Welcome // Jumping into the pool

Although this is my first post, I will save introduction / exegesis / confession / apology for another time.  I wanted to jump right into the pool in response to today’s post on the future of the reconstruction of Haiti and design professionals.  As a current Masters of Landscape Architecture candidate at the Harvard GSD, I was amazed that the public voice of the ASLA listed organizations that are going to be / are involved in the Haitian reconstruction effort without as much as mentioning Landscape’s involvement.  The organizations noted in the post are Architecture for Humanity, Article 25, the AIA, Emergency Architects, and the US GBC.  While shelter may be the priority, these are likely going to be the organizations, along with the UN and governments, that decide, strategize, and plan the new Haiti.

The future, and the future agency, of landscape, depends on its practitioners to be the pioneers in leading massive reconstruction and planning such as these.  But how can landscape react to an event in the immediate “now”?  What are the efforts that landscape is capable of to assist in alleviating a disaster situation?  How can landscape insert itself into the dialogue, and re-assume its crucial market share from engineers, architects, and planners?

I have been following news via internet and radio since the 7.0 Richter scale earthquake occurred, and while the current effort is orbitally focused around saving the few undiscovered victims who may still be alive, and centrally focused on disseminating aid and medial relief, there has been discussion about the future rebuilding of Haiti.  The former Haiti, as noted in by Bryan Walsh in Time magazine here, had no building codes to speak of.  Buildings were constructed with substandard materials.  The Infrastructurist has a short piece about the Time article as well.  Clearly there is a dire need to supply, require, and enforce the construction of structures to code, with appropriate materials.  This is a given.  Temporary as well as permanent shelter is a necessity, as even the buildings left standing are untrustworthy, especially w/r/t aftershocks (this morning, a 6.1 Richer occurred).

Walsh writes:

“At 7.0 on the Richter scale, the earthquake that hit Haiti on Jan. 12 was strong, but hardly record-breaking — very similar, in fact, to a 7.0 temblor that hit the San Francisco Bay area in 1989. But that’s where the similarities end.
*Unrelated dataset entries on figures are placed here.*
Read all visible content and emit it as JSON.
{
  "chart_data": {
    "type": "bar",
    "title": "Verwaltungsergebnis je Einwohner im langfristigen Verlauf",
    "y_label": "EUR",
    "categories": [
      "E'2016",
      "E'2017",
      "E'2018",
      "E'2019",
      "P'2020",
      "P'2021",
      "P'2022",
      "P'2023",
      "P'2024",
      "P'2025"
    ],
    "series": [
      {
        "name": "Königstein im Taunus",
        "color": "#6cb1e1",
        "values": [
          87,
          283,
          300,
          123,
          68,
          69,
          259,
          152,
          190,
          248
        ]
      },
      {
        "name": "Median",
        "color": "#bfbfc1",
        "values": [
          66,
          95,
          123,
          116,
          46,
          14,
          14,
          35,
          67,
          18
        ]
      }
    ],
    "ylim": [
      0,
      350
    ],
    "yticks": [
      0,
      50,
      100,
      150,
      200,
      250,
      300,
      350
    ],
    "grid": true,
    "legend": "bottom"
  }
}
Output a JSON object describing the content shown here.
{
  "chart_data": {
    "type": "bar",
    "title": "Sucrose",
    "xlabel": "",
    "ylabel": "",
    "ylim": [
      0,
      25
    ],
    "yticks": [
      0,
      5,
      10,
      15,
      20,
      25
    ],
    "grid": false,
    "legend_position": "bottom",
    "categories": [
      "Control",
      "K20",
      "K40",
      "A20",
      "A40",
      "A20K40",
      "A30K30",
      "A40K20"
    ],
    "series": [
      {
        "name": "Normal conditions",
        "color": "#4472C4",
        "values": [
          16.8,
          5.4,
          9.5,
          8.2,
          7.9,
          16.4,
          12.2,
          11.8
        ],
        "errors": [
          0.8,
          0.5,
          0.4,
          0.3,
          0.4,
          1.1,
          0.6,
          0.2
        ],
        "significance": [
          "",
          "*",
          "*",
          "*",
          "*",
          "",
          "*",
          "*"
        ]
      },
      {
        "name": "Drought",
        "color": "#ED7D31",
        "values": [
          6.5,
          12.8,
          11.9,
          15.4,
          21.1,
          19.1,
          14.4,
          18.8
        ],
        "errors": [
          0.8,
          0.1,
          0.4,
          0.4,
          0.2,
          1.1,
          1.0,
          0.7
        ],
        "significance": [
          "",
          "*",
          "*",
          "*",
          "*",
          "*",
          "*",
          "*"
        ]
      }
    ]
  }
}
The 1989 San Francisco quake left up to 12,000 people homeless and killed 63. The 2010 Haiti quake, however, will likely make over a million people homeless, and its death toll could be 50,000 or much higher.
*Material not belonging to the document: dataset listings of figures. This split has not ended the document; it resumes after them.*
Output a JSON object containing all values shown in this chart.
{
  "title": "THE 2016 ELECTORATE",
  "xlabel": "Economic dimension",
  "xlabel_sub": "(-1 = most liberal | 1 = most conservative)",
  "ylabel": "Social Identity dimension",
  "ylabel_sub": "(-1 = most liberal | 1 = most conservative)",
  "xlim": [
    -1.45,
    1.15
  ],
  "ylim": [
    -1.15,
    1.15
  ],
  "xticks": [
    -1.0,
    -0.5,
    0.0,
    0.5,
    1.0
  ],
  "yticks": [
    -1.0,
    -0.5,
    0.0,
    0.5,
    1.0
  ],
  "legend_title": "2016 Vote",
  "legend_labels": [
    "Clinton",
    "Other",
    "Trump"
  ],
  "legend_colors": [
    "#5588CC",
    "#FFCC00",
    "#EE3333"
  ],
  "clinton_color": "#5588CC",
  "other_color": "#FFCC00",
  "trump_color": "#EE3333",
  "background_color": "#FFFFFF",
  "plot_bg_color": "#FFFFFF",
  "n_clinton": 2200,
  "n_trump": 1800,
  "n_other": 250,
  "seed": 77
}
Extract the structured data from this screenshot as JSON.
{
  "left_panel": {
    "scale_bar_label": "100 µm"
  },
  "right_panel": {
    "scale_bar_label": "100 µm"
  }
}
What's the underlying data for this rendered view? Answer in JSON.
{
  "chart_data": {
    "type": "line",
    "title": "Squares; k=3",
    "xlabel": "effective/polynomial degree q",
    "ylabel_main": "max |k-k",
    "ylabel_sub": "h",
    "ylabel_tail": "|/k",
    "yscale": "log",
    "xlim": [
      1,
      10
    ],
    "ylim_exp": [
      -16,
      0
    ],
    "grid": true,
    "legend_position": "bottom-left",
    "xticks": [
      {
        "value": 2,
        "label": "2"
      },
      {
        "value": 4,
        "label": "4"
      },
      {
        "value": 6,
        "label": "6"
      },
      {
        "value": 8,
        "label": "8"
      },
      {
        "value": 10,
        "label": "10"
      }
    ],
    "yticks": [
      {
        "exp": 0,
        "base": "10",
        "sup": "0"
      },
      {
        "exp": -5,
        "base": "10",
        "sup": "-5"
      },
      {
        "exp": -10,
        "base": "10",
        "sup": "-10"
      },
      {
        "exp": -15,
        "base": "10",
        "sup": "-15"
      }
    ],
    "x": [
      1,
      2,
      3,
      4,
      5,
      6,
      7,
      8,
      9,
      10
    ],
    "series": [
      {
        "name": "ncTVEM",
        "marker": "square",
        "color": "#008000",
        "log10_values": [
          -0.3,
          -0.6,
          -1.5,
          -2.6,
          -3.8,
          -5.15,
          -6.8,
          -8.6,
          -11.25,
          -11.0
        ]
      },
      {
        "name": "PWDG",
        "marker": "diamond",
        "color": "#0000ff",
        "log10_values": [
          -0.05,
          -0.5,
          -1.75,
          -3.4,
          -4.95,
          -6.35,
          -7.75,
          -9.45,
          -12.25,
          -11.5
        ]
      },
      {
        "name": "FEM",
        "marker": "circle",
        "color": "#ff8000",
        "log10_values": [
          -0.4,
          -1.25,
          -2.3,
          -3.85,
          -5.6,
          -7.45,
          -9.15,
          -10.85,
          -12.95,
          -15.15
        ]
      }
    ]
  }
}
What the Bay Area had, and has, is both money and infrastructure.  Haiti had, and has, neither.  Infrastructure is the most important, and often overlooked, aspect to a society that functions efficiently, dependably, and soundly.  Infrastructure, however, is not an overnight process.  While temporary buildings and hospitals can be set up in hours, and indeed, a niche market segment of architecture has fulfilled the demand for these spaces, infrastructure – energy, transportation, communication – is equally important to remediating the immediate effects of a disaster, as well as participating in the reconstruction process.
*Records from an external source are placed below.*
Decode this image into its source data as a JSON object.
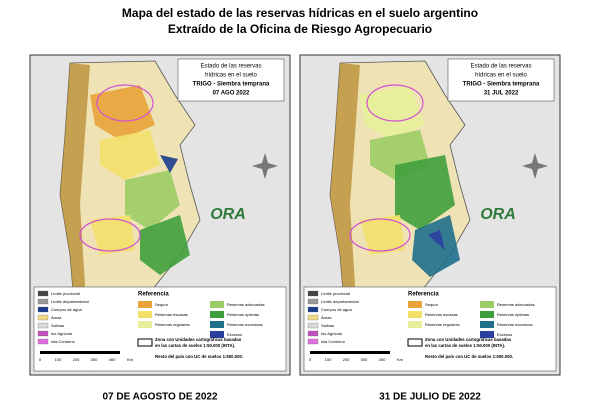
{
  "title": {
    "line1": "Mapa del estado de las reservas hídricas en el suelo argentino",
    "line2": "Extraído de la Oficina de Riesgo Agropecuario"
  },
  "maps": [
    {
      "caption": "07 DE AGOSTO DE 2022",
      "box": {
        "line1": "Estado de las reservas",
        "line2": "hídricas en el suelo",
        "line3": "TRIGO - Siembra temprana",
        "date": "07 AGO 2022"
      }
    },
    {
      "caption": "31 DE JULIO DE 2022",
      "box": {
        "line1": "Estado de las reservas",
        "line2": "hídricas en el suelo",
        "line3": "TRIGO - Siembra temprana",
        "date": "31 JUL 2022"
      }
    }
  ],
  "logo": "ORA",
  "legend": {
    "heading": "Referencia",
    "left": [
      "Límite provincial",
      "Límite departamental",
      "Cuerpos de agua",
      "Áreas",
      "Salinas",
      "Iso Agrícola",
      "Isla Contorno"
    ],
    "right": [
      "Sequía",
      "Reservas escasas",
      "Reservas regulares",
      "Reservas adecuadas",
      "Reservas óptimas",
      "Reservas excesivas",
      "Excesos"
    ],
    "note1": "Zona con Unidades cartográficas basadas",
    "note2": "en las cartas de suelos 1:50.000 (INTA).",
    "note3": "Resto del país con UC de suelos 1:500.000.",
    "scale": [
      "0",
      "100",
      "200",
      "300",
      "400",
      "Km"
    ]
  }
}
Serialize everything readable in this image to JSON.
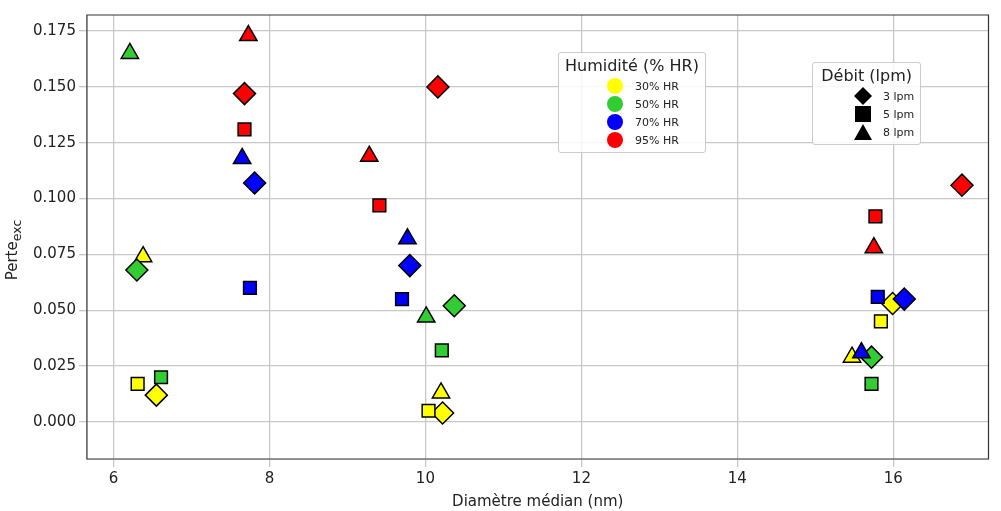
{
  "chart_data": {
    "type": "scatter",
    "xlabel": "Diamètre médian (nm)",
    "ylabel": "Perte$_{exc}$",
    "legend_title": [
      "Humidité (% HR)",
      "Débit (lpm)"
    ],
    "legend": "top right",
    "grid": true,
    "xlim": [
      5.66,
      17.22
    ],
    "xticks": [
      6,
      8,
      10,
      12,
      14,
      16
    ],
    "ylim": [
      -0.0166,
      0.1822
    ],
    "yticks": [
      {
        "value": 0,
        "label": "0.000"
      },
      {
        "value": 0.025,
        "label": "0.025"
      },
      {
        "value": 0.05,
        "label": "0.050"
      },
      {
        "value": 0.075,
        "label": "0.075"
      },
      {
        "value": 0.1,
        "label": "0.100"
      },
      {
        "value": 0.125,
        "label": "0.125"
      },
      {
        "value": 0.15,
        "label": "0.150"
      },
      {
        "value": 0.175,
        "label": "0.175"
      }
    ],
    "series": [
      {
        "color": "#ffff00",
        "marker": "diamond",
        "x": [
          6.55,
          10.22,
          15.99
        ],
        "values": [
          0.012,
          0.004,
          0.053
        ]
      },
      {
        "color": "#ffff00",
        "marker": "square",
        "x": [
          6.31,
          10.04,
          15.84
        ],
        "values": [
          0.017,
          0.005,
          0.045
        ]
      },
      {
        "color": "#ffff00",
        "marker": "triangle",
        "x": [
          6.38,
          10.2,
          15.47
        ],
        "values": [
          0.074,
          0.013,
          0.029
        ]
      },
      {
        "color": "#32cd32",
        "marker": "diamond",
        "x": [
          6.3,
          10.37,
          15.72
        ],
        "values": [
          0.068,
          0.052,
          0.029
        ]
      },
      {
        "color": "#32cd32",
        "marker": "square",
        "x": [
          6.61,
          10.21,
          15.72
        ],
        "values": [
          0.02,
          0.032,
          0.017
        ]
      },
      {
        "color": "#32cd32",
        "marker": "triangle",
        "x": [
          6.21,
          10.01
        ],
        "values": [
          0.165,
          0.047
        ]
      },
      {
        "color": "#0000ff",
        "marker": "diamond",
        "x": [
          7.81,
          9.8,
          16.14
        ],
        "values": [
          0.107,
          0.07,
          0.055
        ]
      },
      {
        "color": "#0000ff",
        "marker": "square",
        "x": [
          7.75,
          9.7,
          15.8
        ],
        "values": [
          0.06,
          0.055,
          0.056
        ]
      },
      {
        "color": "#0000ff",
        "marker": "triangle",
        "x": [
          7.65,
          9.77,
          15.59
        ],
        "values": [
          0.118,
          0.082,
          0.031
        ]
      },
      {
        "color": "#ff0000",
        "marker": "diamond",
        "x": [
          7.68,
          10.16,
          16.88
        ],
        "values": [
          0.147,
          0.15,
          0.106
        ]
      },
      {
        "color": "#ff0000",
        "marker": "square",
        "x": [
          7.68,
          9.41,
          15.77
        ],
        "values": [
          0.131,
          0.097,
          0.092
        ]
      },
      {
        "color": "#ff0000",
        "marker": "triangle",
        "x": [
          7.73,
          9.28,
          15.75
        ],
        "values": [
          0.173,
          0.119,
          0.078
        ]
      },
      {
        "name": "30% HR",
        "color": "#ffff00",
        "marker": "circle"
      },
      {
        "name": "50% HR",
        "color": "#32cd32",
        "marker": "circle"
      },
      {
        "name": "70% HR",
        "color": "#0000ff",
        "marker": "circle"
      },
      {
        "name": "95% HR",
        "color": "#ff0000",
        "marker": "circle"
      },
      {
        "name": "3 lpm",
        "color": "#000000",
        "marker": "diamond"
      },
      {
        "name": "5 lpm",
        "color": "#000000",
        "marker": "square"
      },
      {
        "name": "8 lpm",
        "color": "#000000",
        "marker": "triangle"
      }
    ]
  }
}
The infrastructure of Haiti before the earthquake was in dire straits.  The CIA fact book gives us some statistical information – remedial telephone and cellular systems, little energy production compared to average per-capita demands, inadequate transportation and road systems.  Post-quake, these systems are shells, slowing medical care, food, water, and movement.  The participation of landscape in the project and process of infrastructural development, and indeed, the management and stratification of actors is necessary is landscape is not going to die.  But these are medium to long term processes.  Again, the question must be asked – how does landscape react in the now.  How can landscape intervene in an ongoing crisis?  What form can its humanitarian intervention take?